Perspectivaram-se também os objectivos de trabalho numa óptica individual. Como diversos autores já salientaram, há influências sociais, nomeadamente do grupo de referência do indivíduo que perspectivam um comprometimento com os objectivos de grupo (Antoni, 2005; Hollenbeck & Klein, 1987; Locke & Latham, 1988, 1990 e 2002; Klein & Mulvey, 1995). Assim, pretende-se também verificar se os participantes do presente estudo faziam uma distinção clara entre o comprometimento com objectivos individuais e o comprometimento com os objectivos de grupo.

Por outro lado, o presente estudo considera que o comprometimento com os objectivos seja um constructo mediador entre o comprometimento organizacional e as estratégias comportamentais. Esta decisão deve-se ao facto de estar estabelecida a relação entre o comprometimento com os objectivos e o desempenho e resultados obtidos. Sendo o desempenho e os resultados produtos de comportamentos de trabalho – por exemplo a realização de determinadas tarefas – pode-se extrapolar que o comprometimento com os objectivos vai determinar as estratégias comportamentais, assumindo um papel mediador na relação entre o comprometimento organizacional e os comportamentos dos indivíduos em contexto organizacional. Refira-se ainda que os resultados obtidos por Sue-Chan e Ong (2002) suportam esta posição conceptual, por sugerirem uma maior influência da relação de mediação do que da relação de moderação.

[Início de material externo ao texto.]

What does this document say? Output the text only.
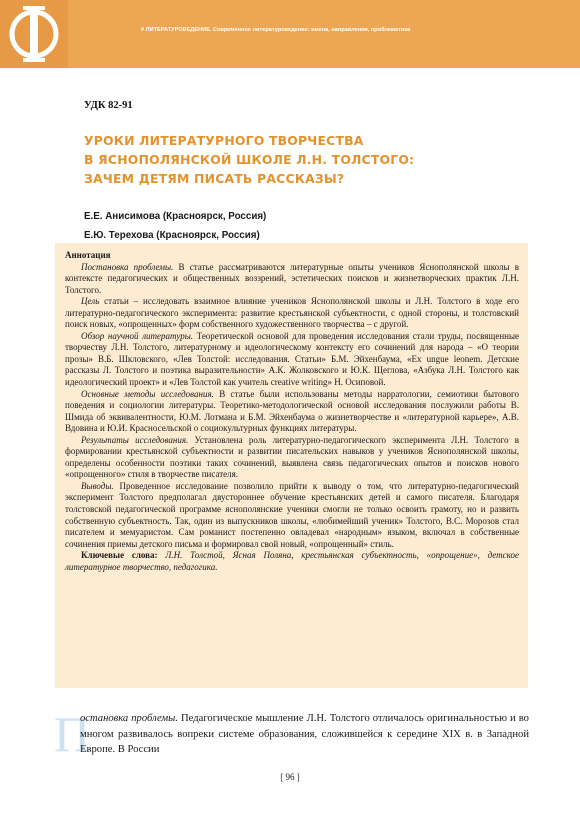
# ЛИТЕРАТУРОВЕДЕНИЕ. Современное литературоведение: имена, направления, проблематика
УДК 82-91
УРОКИ ЛИТЕРАТУРНОГО ТВОРЧЕСТВА
В ЯСНОПОЛЯНСКОЙ ШКОЛЕ Л.Н. ТОЛСТОГО:
ЗАЧЕМ ДЕТЯМ ПИСАТЬ РАССКАЗЫ?
Е.Е. Анисимова (Красноярск, Россия)
Е.Ю. Терехова (Красноярск, Россия)
Аннотация

Постановка проблемы. В статье рассматриваются литературные опыты учеников Яснополянской школы в контексте педагогических и общественных воззрений, эстетических поисков и жизнетворческих практик Л.Н. Толстого.

Цель статьи – исследовать взаимное влияние учеников Яснополянской школы и Л.Н. Толстого в ходе его литературно-педагогического эксперимента: развитие крестьянской субъектности, с одной стороны, и толстовский поиск новых, «опрощенных» форм собственного художественного творчества – с другой.

Обзор научной литературы. Теоретической основой для проведения исследования стали труды, посвященные творчеству Л.Н. Толстого, литературному и идеологическому контексту его сочинений для народа – «О теории прозы» В.Б. Шкловского, «Лев Толстой: исследования. Статьи» Б.М. Эйхенбаума, «Ex ungue leonem. Детские рассказы Л. Толстого и поэтика выразительности» А.К. Жолковского и Ю.К. Щеглова, «Азбука Л.Н. Толстого как идеологический проект» и «Лев Толстой как учитель creative writing» Н. Осиповой.

Основные методы исследования. В статье были использованы методы нарратологии, семиотики бытового поведения и социологии литературы. Теоретико-методологической основой исследования послужили работы В. Шмида об эквивалентности, Ю.М. Лотмана и Б.М. Эйхенбаума о жизнетворчестве и «литературной карьере», А.В. Вдовина и Ю.И. Красносельской о социокультурных функциях литературы.

Результаты исследования. Установлена роль литературно-педагогического эксперимента Л.Н. Толстого в формировании крестьянской субъектности и развитии писательских навыков у учеников Яснополянской школы, определены особенности поэтики таких сочинений, выявлена связь педагогических опытов и поисков нового «опрощенного» стиля в творчестве писателя.

Выводы. Проведенное исследование позволило прийти к выводу о том, что литературно-педагогический эксперимент Толстого предполагал двустороннее обучение крестьянских детей и самого писателя. Благодаря толстовской педагогической программе яснополянские ученики смогли не только освоить грамоту, но и развить собственную субъектность. Так, один из выпускников школы, «любимейший ученик» Толстого, В.С. Морозов стал писателем и мемуаристом. Сам романист постепенно овладевал «народным» языком, включал в собственные сочинения приемы детского письма и формировал свой новый, «опрощенный» стиль.

Ключевые слова: Л.Н. Толстой, Ясная Поляна, крестьянская субъектность, «опрощение», детское литературное творчество, педагогика.

П
остановка проблемы. Педагогическое мышление Л.Н. Толстого отличалось оригинальностью и во многом развивалось вопреки системе образования, сложившейся к середине XIX в. в Западной Европе. В России
[ 96 ]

Na linha de diversos estudos (e.g., Hollenbeck e Klein, 1987; Latham e Locke, 1978 Locke e Latham, 1990; Sue-Chan e Ong, 2002), foi perspectivado o comprometimento com os objectivos como sendo um determinante da satisfação global com o trabalho.

O presente estudo situa-se na perspectiva preconizada por Locke e Latham (2005), na mediada em que o modelo proposto integra a perspectiva o comprometimento organizacional de Meyer e Allen (1991) com o comprometimento com os objectivos de Hollenbeck e Klein (1987) e ainda as estratégias comportamentais representadas pelo modelo EVLN (Farrell,

1983; Rusbult et al., 1982). Resulta assim da confluência de três modelos distintos sendo que, até ao momento, não foram encontrados estudos que os relacionassem.

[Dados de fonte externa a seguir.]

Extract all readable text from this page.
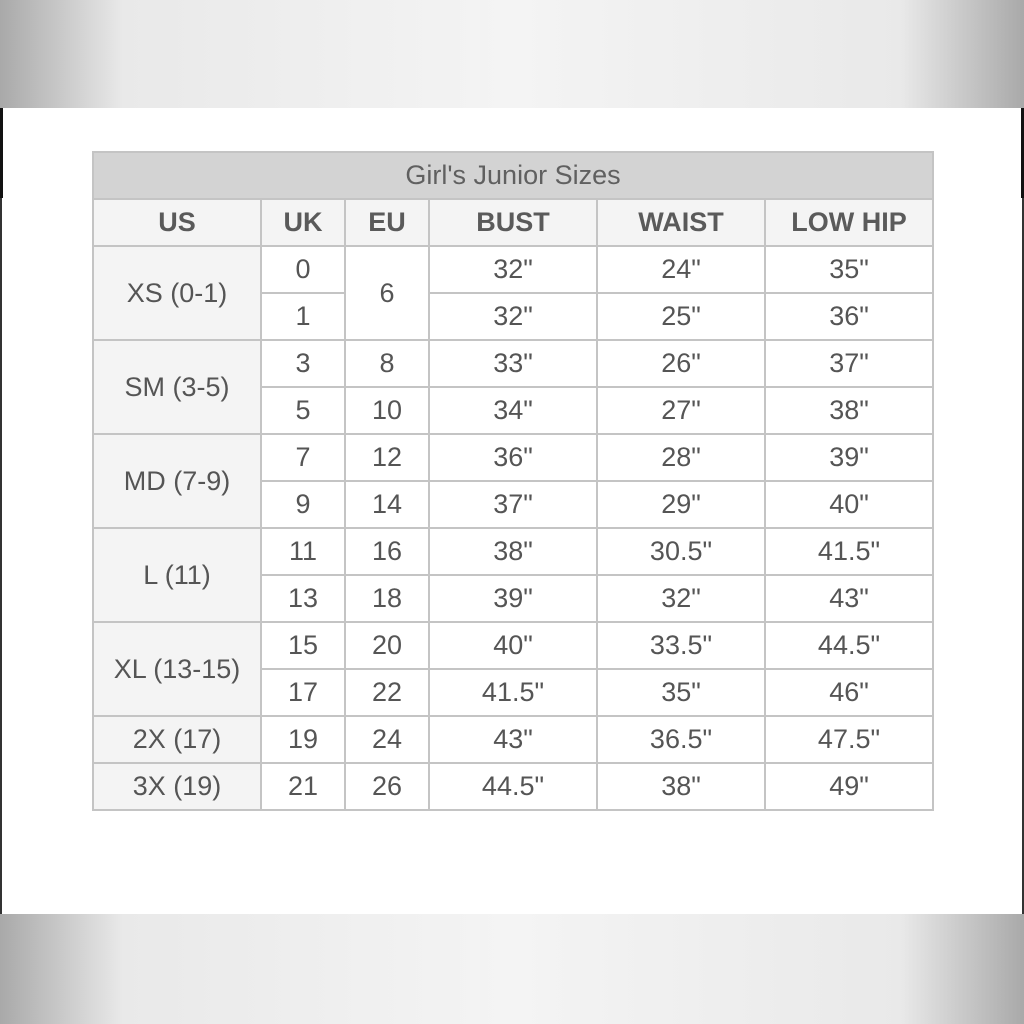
Girl's Junior Sizes					
US	UK	EU	BUST	WAIST	LOW HIP
XS (0-1)	0	6	32"	24"	35"
	1		32"	25"	36"
SM (3-5)	3	8	33"	26"	37"
	5	10	34"	27"	38"
MD (7-9)	7	12	36"	28"	39"
	9	14	37"	29"	40"
L (11)	11	16	38"	30.5"	41.5"
	13	18	39"	32"	43"
XL (13-15)	15	20	40"	33.5"	44.5"
	17	22	41.5"	35"	46"
2X (17)	19	24	43"	36.5"	47.5"
3X (19)	21	26	44.5"	38"	49"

Concluindo, o comprometimento com os objectivos, é um constructo com diversas implicações que, pela sua abrangência, pode ser perspectivado não só no âmbito da Teoria da Definição de Objectivos, mas também num quadro mais global dos processos organizacionais, nomeadamente quanto ao comprometimento organizacional, satisfação global com o trabalho e estratégias comportamentais.